Thursday, March 21, 2013

The party of ideas.

Ed Kilgore puts his finger on why Republicans can't propose new ideas.
Unfortunately, when you start trying to come up with “new ideas” on a broad array of issues, it tends to bring you directly into conflict with ideological shibboleths, the most important being the conservative conviction that government can’t do much of anything competently other than blowing things up and rewarding the already rewarded. Coming up with an actual way of “replacing Obamacare” that doesn’t exacerbate the worst features of the pre-reform status quo ante (e.g., the favorite Republican prescription of interstate insurance sales) isn’t a day’s work but that of years spent trying to overcome or subvert the conservative hostility to any real public sector role in health care, and to the very risk-spreading idea of health insurance itself.  
I’m skeptical that a room full of Jack Kemps could come up with a whole lot that would meet any serious public policy smell test while passing the various litmus tests of the conservative movement that National Review (which Lowry edits) helped launch back in the day. But I suppose you gotta start somewhere, unless you want to forget about the steak and keep issuing reports about how to jazz up the sizzle.
Yeah, the GOP has spent the past four decades screaming that government is the problem.
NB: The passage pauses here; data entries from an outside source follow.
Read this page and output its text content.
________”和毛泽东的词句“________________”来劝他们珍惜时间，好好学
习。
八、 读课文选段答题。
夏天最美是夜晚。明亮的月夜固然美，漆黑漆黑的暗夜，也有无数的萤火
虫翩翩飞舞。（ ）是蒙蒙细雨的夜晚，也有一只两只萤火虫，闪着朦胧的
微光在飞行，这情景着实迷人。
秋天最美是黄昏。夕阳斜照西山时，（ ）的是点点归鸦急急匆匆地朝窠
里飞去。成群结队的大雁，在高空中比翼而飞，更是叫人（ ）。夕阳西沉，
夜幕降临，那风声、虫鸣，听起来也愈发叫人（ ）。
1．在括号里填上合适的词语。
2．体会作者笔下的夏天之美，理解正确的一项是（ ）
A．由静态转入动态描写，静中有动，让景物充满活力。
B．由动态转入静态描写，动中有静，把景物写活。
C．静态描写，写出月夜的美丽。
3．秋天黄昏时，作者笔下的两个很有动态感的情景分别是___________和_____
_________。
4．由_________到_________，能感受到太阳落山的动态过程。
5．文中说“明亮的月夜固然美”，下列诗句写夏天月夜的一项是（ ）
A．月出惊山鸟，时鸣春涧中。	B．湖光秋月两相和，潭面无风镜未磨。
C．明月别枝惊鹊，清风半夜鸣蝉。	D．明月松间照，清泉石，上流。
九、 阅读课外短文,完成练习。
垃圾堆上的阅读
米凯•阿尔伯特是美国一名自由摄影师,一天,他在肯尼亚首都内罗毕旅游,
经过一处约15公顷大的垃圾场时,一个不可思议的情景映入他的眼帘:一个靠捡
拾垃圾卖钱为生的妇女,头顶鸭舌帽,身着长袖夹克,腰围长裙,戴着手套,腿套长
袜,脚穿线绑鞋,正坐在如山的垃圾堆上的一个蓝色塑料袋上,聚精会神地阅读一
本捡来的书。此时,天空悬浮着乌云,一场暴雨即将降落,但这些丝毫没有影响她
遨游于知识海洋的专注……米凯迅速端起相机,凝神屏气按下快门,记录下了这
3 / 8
Coming up with an affirmative agenda negates that.

2 comments:

smike said...

Nice to see some posts coming again. Thanks.

Anonymous said...

They can't propose new ideas because one of their basic tenets is that no one is worth thinking about but themselves. In the case of healthcare, if they have it or can afford it or it makes them money then why bother unless you can take it away from the have-nots.